After a strong start to the week, the USD Index remains under pressure in the European morning, with a loss of nearly 0.3% observed. The decline in US Treasury bond yields and the significant drop in the USD/JPY pair are contributing to the USD’s challenges. Currently, the benchmark 10-year US Treasury bond yield is at its lowest since June 2023, around 3.6%. The annual CPI is forecast to increase by 2.6%, slower than the 2.9% rise recorded in July.
Bank of Japan (BoJ) board member Junko Nagakawa indicated on Wednesday that the BoJ might adjust its monetary easing policy if economic and price trends align with their forecasts. She noted, "Even after the July rate hike, real interest rates remain deeply negative, and accommodative monetary conditions persist." As a result of these comments, the USD/JPY has dropped to its lowest level since January, trading below 141.50 and down more than 0.7% on the day.

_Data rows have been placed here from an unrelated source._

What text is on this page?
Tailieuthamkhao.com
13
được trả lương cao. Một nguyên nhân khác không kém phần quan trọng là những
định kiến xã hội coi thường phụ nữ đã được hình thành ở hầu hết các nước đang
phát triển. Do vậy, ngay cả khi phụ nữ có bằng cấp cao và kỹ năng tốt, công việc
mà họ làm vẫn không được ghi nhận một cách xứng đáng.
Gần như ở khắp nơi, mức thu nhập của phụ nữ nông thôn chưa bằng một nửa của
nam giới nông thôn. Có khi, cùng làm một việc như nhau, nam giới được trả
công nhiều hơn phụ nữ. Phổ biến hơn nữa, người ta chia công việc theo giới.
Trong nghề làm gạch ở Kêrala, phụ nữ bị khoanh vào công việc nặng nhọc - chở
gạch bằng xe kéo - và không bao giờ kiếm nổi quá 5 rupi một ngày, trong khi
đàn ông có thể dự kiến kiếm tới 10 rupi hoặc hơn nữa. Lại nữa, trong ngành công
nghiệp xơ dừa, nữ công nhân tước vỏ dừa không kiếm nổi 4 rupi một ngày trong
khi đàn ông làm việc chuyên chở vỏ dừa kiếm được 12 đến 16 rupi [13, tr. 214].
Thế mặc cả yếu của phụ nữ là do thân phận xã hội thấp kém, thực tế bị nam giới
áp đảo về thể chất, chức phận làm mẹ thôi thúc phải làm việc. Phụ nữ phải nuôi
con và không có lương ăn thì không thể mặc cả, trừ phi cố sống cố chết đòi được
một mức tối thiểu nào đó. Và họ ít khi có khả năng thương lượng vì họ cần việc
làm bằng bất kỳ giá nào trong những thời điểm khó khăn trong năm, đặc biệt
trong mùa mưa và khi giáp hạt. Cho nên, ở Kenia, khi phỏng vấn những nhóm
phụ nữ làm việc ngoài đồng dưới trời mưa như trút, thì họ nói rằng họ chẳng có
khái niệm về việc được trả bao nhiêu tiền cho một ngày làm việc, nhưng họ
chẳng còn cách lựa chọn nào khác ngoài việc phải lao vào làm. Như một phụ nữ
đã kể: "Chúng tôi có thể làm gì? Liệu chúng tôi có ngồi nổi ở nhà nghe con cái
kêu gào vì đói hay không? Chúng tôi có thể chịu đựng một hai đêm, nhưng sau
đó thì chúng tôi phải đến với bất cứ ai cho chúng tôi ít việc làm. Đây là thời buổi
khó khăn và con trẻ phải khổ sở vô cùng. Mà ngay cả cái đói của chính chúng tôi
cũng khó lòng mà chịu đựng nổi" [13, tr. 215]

Gold is benefiting from falling US Treasury bond yields, pushing prices toward $2,530. XAU/USD reached an all-time high of $2,531 on August 20.
Following three consecutive days of losses, EUR/USD is rebounding in the early European session, trading near 1.1050.
In the UK, the Office for National Statistics reported that Industrial Production and Manufacturing Production fell by 0.8% and 1%, respectively, on a monthly basis in July. Additionally, the monthly Gross Domestic Product (GDP) remained unchanged in July. As a result, GBP/USD struggles to gain momentum and is trading slightly below 1.3100.